It took a political protest — represented by the Patrick Henry of the anti-body-scanner movement, the gentleman who in 2010 exclaimed to a TSA agent, “Don’t touch my junk” — to persuade the Obama administration and Congress to reconsider. This year, the TSA removed the invasive technology from major airports and replaced it with more privacy-protective machines.
Yet we remain unnecessarily exposed. Repeatedly, our government has chosen technologies, policies and laws that reveal innocent information without making us demonstrably safer. The massive telephone and Internet surveillance programs disclosed last month are the most recent examples. But the tendency goes back at least as far as the USA Patriot Act, passed in the anxious weeks after Sept. 11, 2001, with only one dissenting vote in the Senate.
Defenders of the Patriot Act say it has prevented terrorism. But a better Patriot Act might have avoided national scandals over not only airport scanners and phone metadata but also wiretapping and library records. A better law could have dispensed with the “trust us” mentality and mitigated the erosion of trust in government.

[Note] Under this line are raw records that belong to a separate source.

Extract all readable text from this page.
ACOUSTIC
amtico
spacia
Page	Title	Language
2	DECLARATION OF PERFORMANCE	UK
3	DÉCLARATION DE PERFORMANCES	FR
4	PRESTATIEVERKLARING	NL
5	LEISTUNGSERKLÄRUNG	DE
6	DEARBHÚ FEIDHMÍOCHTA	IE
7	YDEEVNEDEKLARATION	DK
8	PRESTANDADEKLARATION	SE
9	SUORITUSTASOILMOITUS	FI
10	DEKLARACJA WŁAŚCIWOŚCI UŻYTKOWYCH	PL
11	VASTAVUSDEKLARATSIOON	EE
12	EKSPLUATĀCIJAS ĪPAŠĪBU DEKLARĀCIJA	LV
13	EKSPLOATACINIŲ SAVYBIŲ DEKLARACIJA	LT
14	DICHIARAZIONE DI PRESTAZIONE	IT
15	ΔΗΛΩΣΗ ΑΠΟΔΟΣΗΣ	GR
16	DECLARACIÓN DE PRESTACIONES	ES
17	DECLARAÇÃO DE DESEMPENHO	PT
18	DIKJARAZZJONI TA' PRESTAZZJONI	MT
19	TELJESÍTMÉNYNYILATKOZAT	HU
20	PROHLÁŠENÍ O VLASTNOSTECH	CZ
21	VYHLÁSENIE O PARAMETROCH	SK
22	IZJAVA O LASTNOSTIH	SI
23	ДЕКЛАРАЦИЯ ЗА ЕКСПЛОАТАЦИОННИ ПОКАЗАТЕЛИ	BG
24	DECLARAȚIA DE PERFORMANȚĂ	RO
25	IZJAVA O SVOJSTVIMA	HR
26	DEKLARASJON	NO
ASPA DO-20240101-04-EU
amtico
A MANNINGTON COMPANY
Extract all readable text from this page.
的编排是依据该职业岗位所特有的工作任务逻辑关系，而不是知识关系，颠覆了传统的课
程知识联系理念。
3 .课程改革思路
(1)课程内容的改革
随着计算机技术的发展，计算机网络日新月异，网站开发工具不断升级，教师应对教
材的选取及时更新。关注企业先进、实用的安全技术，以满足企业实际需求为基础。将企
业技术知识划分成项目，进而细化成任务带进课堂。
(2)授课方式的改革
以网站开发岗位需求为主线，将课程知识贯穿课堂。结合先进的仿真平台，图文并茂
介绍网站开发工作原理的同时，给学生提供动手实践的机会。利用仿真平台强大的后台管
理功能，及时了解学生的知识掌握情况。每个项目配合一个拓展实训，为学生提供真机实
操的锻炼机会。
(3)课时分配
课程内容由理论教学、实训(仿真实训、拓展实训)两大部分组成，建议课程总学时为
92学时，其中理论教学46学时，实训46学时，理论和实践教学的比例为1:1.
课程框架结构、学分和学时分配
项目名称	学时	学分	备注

It could have put us in a better position to detect terrorism and other serious crimes without threatening privacy.
Here’s what some of the most controversial passages of the Patriot Act should have said from the start — and how they could be amended.
Section 215 and records searches
Before the Patriot Act, the government could conduct warrantless surveillance only to seize a limited set of records, such as business records, and only when the target was a suspected spy, terrorist or “agent of a foreign power.”
Section 215 broadened the exception to warrant requirements dramatically, allowing the government to seize from anyone “any tangible things” — that is, any data, including e-mails, financial records and travel itineraries — arguably relevant to a terrorism investigation, regardless of whether the target is a suspected terrorist.
Now, even Patriot Act sponsor Rep. Jim Sensenbrenner (R-Wis.) argues that Section 215 should be revised. As Sensenbrenner suggests, it should be amended to require a warrant, or “specific and articulable facts” giving reason to believe that someone is an “agent of a foreign power,” before the seizure of phone records or any other private data. That would avoid the hoovering of information and focus surveillance on suspicious targets.